図書館の知識と怒り
激怒したパチュリーって怖そうですよね…。いつも通り、行き当たりばったりで書きました。この小説は、上海アリス幻楽団様制作の東方プロジェクトの二次創作です。
思わず顔を背けたくなる魔理沙を見て、私は絶句した。この状態から、果たして彼女を救うことができるのだろうか。でも、今私ができることは、惚れ薬を探すことくらいしか無い。私たちは、無言で紅魔館へ飛び立った。
少女移動中ーーー
今日も紅魔館の門番、美鈴は眠っている。私たちは、厄介なことにならないように、静かに門、庭、ホールを突っ切った。いつもならナイフを投げてくる咲夜も、今日は見当たらない。小さく聞こえてくる声からすると、ここから少し離れた、レミリアの部屋にいるらしい。そんなことを考えながら、私は魔理沙の手を引いて地下の大図書館へ向かった。
少女移動中ーーー
カビ臭い地下で、パチュリーは一人で本を読んでいた。小悪魔は、彼女の後ろでパタパタ働いている。パチュリーは、私たちに気づいて、低い声で尋ねた。
「何をしにきたの」
私はパチュリーが読書の邪魔をされて不機嫌になっているのを肌で感じながら答えた。
「あんた、惚れ薬の作り方を知ってる?」
パチュリーは目を細めた。
「知ってるわよ。でも、ただで教えるわけにはいかない。誰のために作るの?」
私は返答に困った。パチュリーは魔理沙のことを愛している。霖之助さんのことを魔理沙が好きだから、と言うべきだろうか?…はっきりとそう伝えてはいけない。私はわかっていた。
「魔理沙が…想っている方がいるのよ」
パチュリーの目つきが変わった。病弱なイメージの彼女に力がみなぎってくる様だった。
「魔理沙が?想っている人?私に相談してくるということは、その人は私ではないわね…。そんな魔理沙、私の図書館にはいらない。もちろん、霊夢。あなたも。帰りなさいっ!」
今までうつむいていた魔理沙が私の袖をひいて走りだした。
「魔理沙!?」
「今は黙って逃げろ!」
私たちの後ろで爆発音がした。パチュリーのスペルカードが発動したのだ。
金符 メタルファティーグ
危ういところで弾幕を避けて紅魔館の外に出ると、魔理沙がまた泣きだした。
「ごめん、霊夢…怪我させちゃって…私の都合で…えぐっ」
腕を見ると、赤い線が肘から手の甲に向かって伸びていた。血が流れているし、一見すると重症に見えるが、魔理沙に言われるまで気づかなかったのだから、それほどでもない。私は魔理沙を気づかった。

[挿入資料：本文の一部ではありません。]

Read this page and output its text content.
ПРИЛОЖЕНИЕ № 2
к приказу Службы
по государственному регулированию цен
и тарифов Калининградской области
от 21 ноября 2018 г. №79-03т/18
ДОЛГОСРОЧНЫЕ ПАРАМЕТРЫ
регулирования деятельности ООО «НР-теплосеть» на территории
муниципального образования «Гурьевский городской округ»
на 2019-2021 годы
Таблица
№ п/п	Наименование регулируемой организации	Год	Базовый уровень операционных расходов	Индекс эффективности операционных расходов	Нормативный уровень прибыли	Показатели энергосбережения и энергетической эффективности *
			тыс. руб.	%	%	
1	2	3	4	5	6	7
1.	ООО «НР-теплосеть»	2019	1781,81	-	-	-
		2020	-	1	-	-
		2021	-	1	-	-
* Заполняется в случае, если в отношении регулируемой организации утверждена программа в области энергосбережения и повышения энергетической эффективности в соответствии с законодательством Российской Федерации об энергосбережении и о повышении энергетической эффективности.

「魔理沙…私の後ろにいたでしょう?怪我がひどいんじゃない?」
魔理沙は無言でボロボロの人形を取り出した。
「アリスの身代わり人形ね」
私は人形を魔理沙に返した。
「また今度、直してもらうといいわ」
魔理沙が無傷で良かった。だけど、心の傷は癒えていないのだろう。魔理沙が傷ついている限り、私の心の傷も治らない。